The international Central Banks and Supervisors Network for Greening the Financial System (NGFS), launched at the Paris One Planet Summit on 12 December 2017, held its inaugural meeting on 24 January 2018, agreeing on a work programme which includes identification of best practices on the supervisory and macrofinancial dimensions of climate-related and environmental risks as well as on options to scale up green financing. The Network will meet again at a high-level conference focused on climate risk management and supervision on April 6th 2018 in Amsterdam.
The Financial Stability Board (FSB), an international body established to coordinate national financial authorities and international standard setting bodies, has recommended a set of voluntary consistent disclosures to help lenders and insurance underwriters manage climate-related risks, covering governance, strategy, risk management and metrics. The FSB report is here.
Mark Carney, the Governor of the Bank of England (a member of the NGFS) and also chair of the FSB, has warned that investors currently lack the information they need to respond to climate change risk, and that more information in financial markets will be necessary if capital is going to be allocated to manage that risk.
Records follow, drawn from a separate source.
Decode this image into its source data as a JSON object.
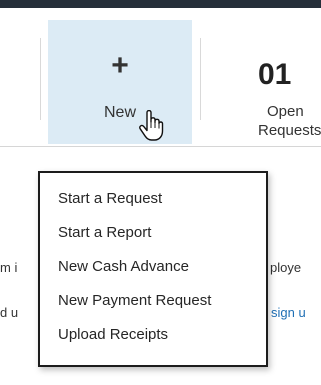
{
  "header": {
    "bar_color": "#262f3a"
  },
  "tiles": {
    "new": {
      "icon": "plus-icon",
      "symbol": "+",
      "label": "New",
      "background": "#dcebf5"
    },
    "open_requests": {
      "count": "01",
      "label_line1": "Open",
      "label_line2": "Requests"
    }
  },
  "dropdown": {
    "items": [
      "Start a Request",
      "Start a Report",
      "New Cash Advance",
      "New Payment Request",
      "Upload Receipts"
    ]
  },
  "background_rows": {
    "row1": {
      "left_fragment": "m i",
      "right_fragment": "ploye"
    },
    "row2": {
      "left_fragment": "d u",
      "right_fragment": "sign u"
    }
  },
  "cursor": {
    "icon": "hand-pointer-icon"
  }
}
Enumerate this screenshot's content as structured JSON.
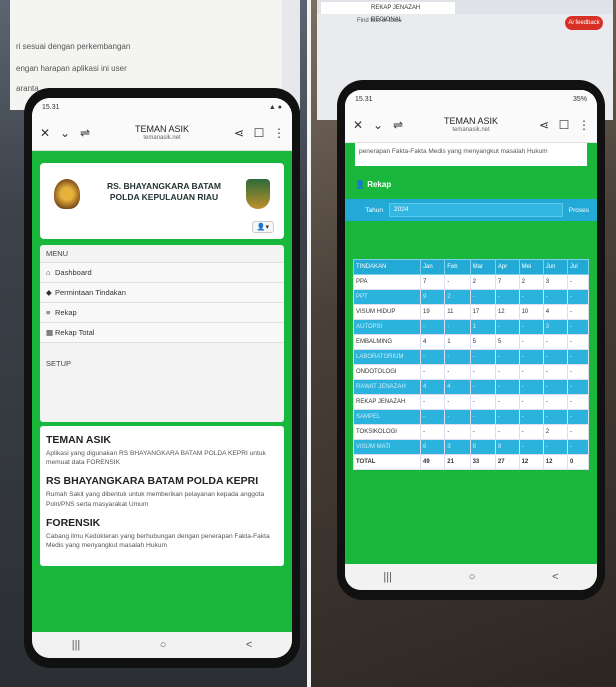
{
  "left_phone": {
    "status": {
      "time": "15.31",
      "battery": ""
    },
    "appbar": {
      "title": "TEMAN ASIK",
      "url": "temanasik.net"
    },
    "hospital_name_line1": "RS. BHAYANGKARA BATAM",
    "hospital_name_line2": "POLDA KEPULAUAN RIAU",
    "menu": {
      "heading": "MENU",
      "items": [
        {
          "icon": "home-icon",
          "glyph": "⌂",
          "label": "Dashboard"
        },
        {
          "icon": "tag-icon",
          "glyph": "◆",
          "label": "Permintaan Tindakan"
        },
        {
          "icon": "list-icon",
          "glyph": "≡",
          "label": "Rekap"
        },
        {
          "icon": "table-icon",
          "glyph": "▦",
          "label": "Rekap Total"
        }
      ],
      "setup": "SETUP"
    },
    "info": [
      {
        "title": "TEMAN ASIK",
        "text": "Aplikasi yang digunakan RS BHAYANGKARA BATAM POLDA KEPRI untuk memuat data FORENSIK"
      },
      {
        "title": "RS BHAYANGKARA BATAM POLDA KEPRI",
        "text": "Rumah Sakit yang dibentuk untuk memberikan pelayanan kepada anggota Polri/PNS serta masyarakat Umum"
      },
      {
        "title": "FORENSIK",
        "text": "Cabang ilmu Kedokteran yang berhubungan dengan penerapan Fakta-Fakta Medis yang menyangkut masalah Hukum"
      }
    ],
    "nav": {
      "recent": "|||",
      "home": "○",
      "back": "<"
    }
  },
  "right_phone": {
    "status": {
      "time": "15.31",
      "battery": "35%"
    },
    "appbar": {
      "title": "TEMAN ASIK",
      "url": "temanasik.net"
    },
    "top_text": "penerapan Fakta-Fakta Medis yang menyangkut masalah Hukum",
    "rekap_title": "Rekap",
    "filter": {
      "label": "Tahun",
      "value": "2024",
      "button": "Proses"
    },
    "table": {
      "headers": [
        "TINDAKAN",
        "Jan",
        "Feb",
        "Mar",
        "Apr",
        "Mei",
        "Jun",
        "Jul"
      ],
      "rows": [
        [
          "PPA",
          "7",
          "-",
          "2",
          "7",
          "2",
          "3",
          "-"
        ],
        [
          "PPT",
          "9",
          "2",
          "-",
          "-",
          "-",
          "-",
          "-"
        ],
        [
          "VISUM HIDUP",
          "19",
          "11",
          "17",
          "12",
          "10",
          "4",
          "-"
        ],
        [
          "AUTOPSI",
          "-",
          "-",
          "1",
          "-",
          "-",
          "3",
          "-"
        ],
        [
          "EMBALMING",
          "4",
          "1",
          "5",
          "5",
          "-",
          "-",
          "-"
        ],
        [
          "LABORATORIUM",
          "-",
          "-",
          "-",
          "-",
          "-",
          "-",
          "-"
        ],
        [
          "ONDOTOLOGI",
          "-",
          "-",
          "-",
          "-",
          "-",
          "-",
          "-"
        ],
        [
          "RAWAT JENAZAH",
          "4",
          "4",
          "-",
          "-",
          "-",
          "-",
          "-"
        ],
        [
          "REKAP JENAZAH",
          "-",
          "-",
          "-",
          "-",
          "-",
          "-",
          "-"
        ],
        [
          "SAMPEL",
          "-",
          "-",
          "-",
          "-",
          "-",
          "-",
          "-"
        ],
        [
          "TOKSIKOLOGI",
          "-",
          "-",
          "-",
          "-",
          "-",
          "2",
          "-"
        ],
        [
          "VISUM MATI",
          "6",
          "3",
          "8",
          "8",
          "-",
          "-",
          "-"
        ]
      ],
      "total": [
        "TOTAL",
        "49",
        "21",
        "33",
        "27",
        "12",
        "12",
        "0"
      ]
    },
    "nav": {
      "recent": "|||",
      "home": "○",
      "back": "<"
    }
  },
  "background": {
    "monitor_left_lines": [
      "ri sesuai dengan perkembangan",
      "engan harapan aplikasi ini user",
      "aranta"
    ],
    "monitor_right_tab1": "",
    "monitor_right_tab2": "REKAP JENAZAH REGIONAL",
    "monitor_right_addr": "Find text or tools",
    "monitor_right_profile": "Ai feedback"
  },
  "colors": {
    "accent_green": "#19b83d",
    "table_blue": "#22a9d6"
  }
}
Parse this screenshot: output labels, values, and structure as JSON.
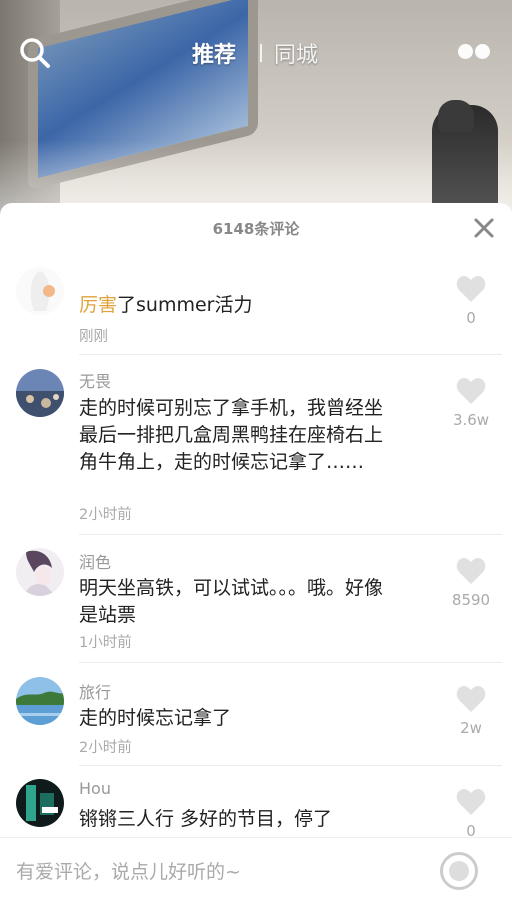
{
  "top_nav": {
    "tab_recommend": "推荐",
    "tab_local": "同城",
    "search_icon": "search-icon",
    "more_icon": "more-dots-icon"
  },
  "comments_panel": {
    "title": "6148条评论",
    "close_icon": "close-icon",
    "comments": [
      {
        "name": "",
        "text_highlight": "厉害",
        "text": "了summer活力",
        "time": "刚刚",
        "likes": "0"
      },
      {
        "name": "无畏",
        "text": "走的时候可别忘了拿手机，我曾经坐最后一排把几盒周黑鸭挂在座椅右上角牛角上，走的时候忘记拿了……",
        "time": "2小时前",
        "likes": "3.6w"
      },
      {
        "name": "润色",
        "text": "明天坐高铁，可以试试。。。哦。好像是站票",
        "time": "1小时前",
        "likes": "8590"
      },
      {
        "name": "旅行",
        "text": "走的时候忘记拿了",
        "time": "2小时前",
        "likes": "2w"
      },
      {
        "name": "Hou",
        "text": "锵锵三人行 多好的节目，停了",
        "time": "",
        "likes": "0"
      }
    ]
  },
  "comment_input": {
    "placeholder": "有爱评论，说点儿好听的~",
    "emoji_icon": "emoji-icon"
  },
  "colors": {
    "highlight": "#e2a33c",
    "secondary_text": "#999999",
    "primary_text": "#222222"
  }
}
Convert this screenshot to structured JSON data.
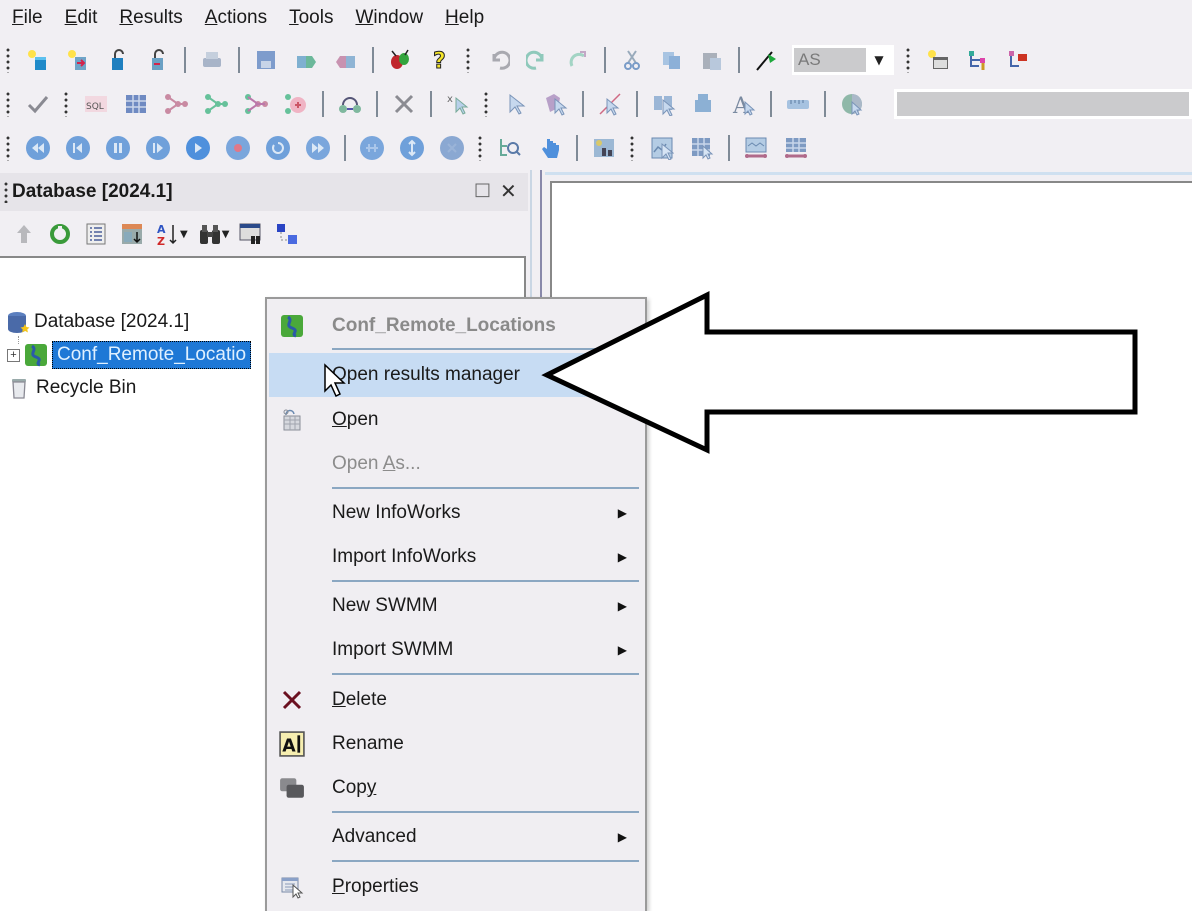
{
  "menubar": {
    "items": [
      {
        "label": "File",
        "accel": "F",
        "rest": "ile"
      },
      {
        "label": "Edit",
        "accel": "E",
        "rest": "dit"
      },
      {
        "label": "Results",
        "accel": "R",
        "rest": "esults"
      },
      {
        "label": "Actions",
        "accel": "A",
        "rest": "ctions"
      },
      {
        "label": "Tools",
        "accel": "T",
        "rest": "ools"
      },
      {
        "label": "Window",
        "accel": "W",
        "rest": "indow"
      },
      {
        "label": "Help",
        "accel": "H",
        "rest": "elp"
      }
    ]
  },
  "toolbar1": {
    "scenario_combo_value": "AS"
  },
  "panel": {
    "title": "Database [2024.1]",
    "restore_label": "□",
    "close_label": "✕"
  },
  "tree": {
    "root": "Database [2024.1]",
    "items": [
      {
        "label": "Conf_Remote_Locatio",
        "selected": true,
        "expander": "+"
      },
      {
        "label": "Recycle Bin",
        "selected": false
      }
    ]
  },
  "context_menu": {
    "header": "Conf_Remote_Locations",
    "items": [
      {
        "label": "Open results manager",
        "state": "hover"
      },
      {
        "label": "Open",
        "state": "normal"
      },
      {
        "label": "Open As...",
        "state": "disabled"
      },
      {
        "label": "New InfoWorks",
        "submenu": true
      },
      {
        "label": "Import InfoWorks",
        "submenu": true
      },
      {
        "label": "New SWMM",
        "submenu": true
      },
      {
        "label": "Import SWMM",
        "submenu": true
      },
      {
        "label": "Delete",
        "state": "normal"
      },
      {
        "label": "Rename",
        "state": "normal"
      },
      {
        "label": "Copy",
        "state": "normal"
      },
      {
        "label": "Advanced",
        "submenu": true
      },
      {
        "label": "Properties",
        "state": "normal"
      }
    ],
    "submenu_glyph": "▶"
  },
  "colors": {
    "selection": "#1e78d6",
    "menu_hover": "#c7dcf3",
    "menu_separator": "#8ba7c2",
    "background": "#f1eff3"
  }
}
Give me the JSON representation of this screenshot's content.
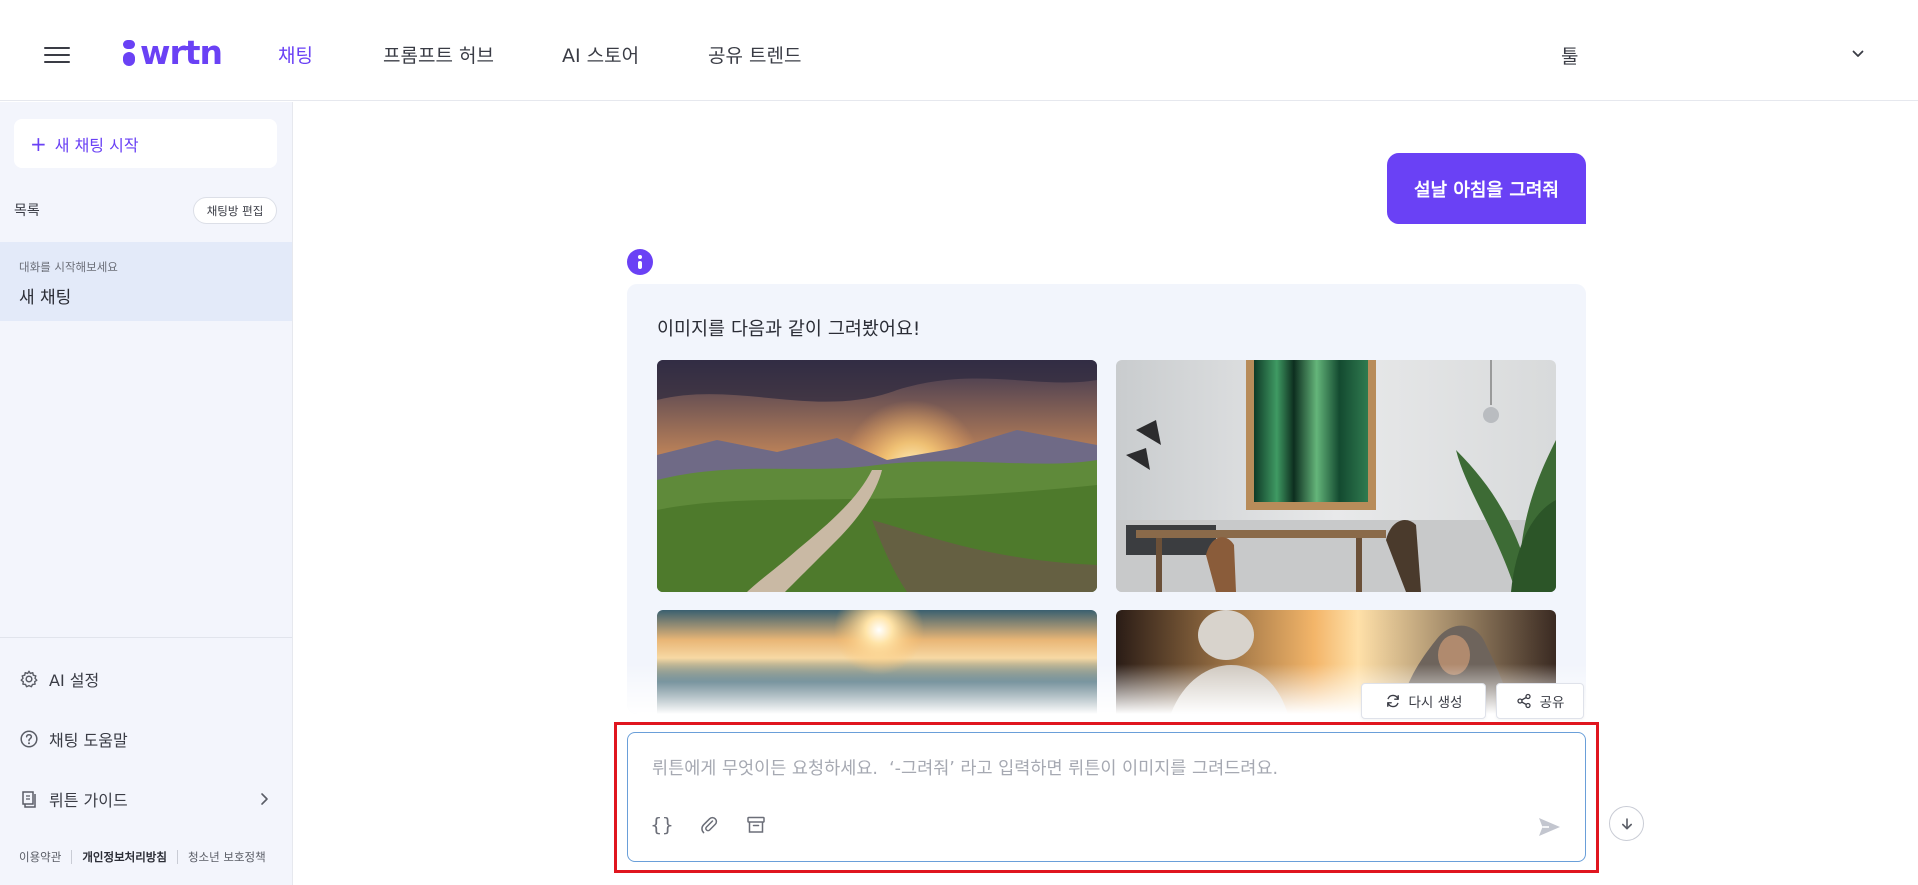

The Bank of England has responded by initiating an internal review of climate-related risks in the UK banking sector and has published a statement on its own response.
In Australia, Dr Philip Lowe, Governor of the Reserve Bank of Australia, recently told the Standing Committee on Economics that the Council of Financial Regulators, which he chairs, established a working group involving APRA, ASIC, the RBA and Treasury late last year consider issues about managing climate risk. He said the working group was looking at disclosure and other matters raised in the FSB document.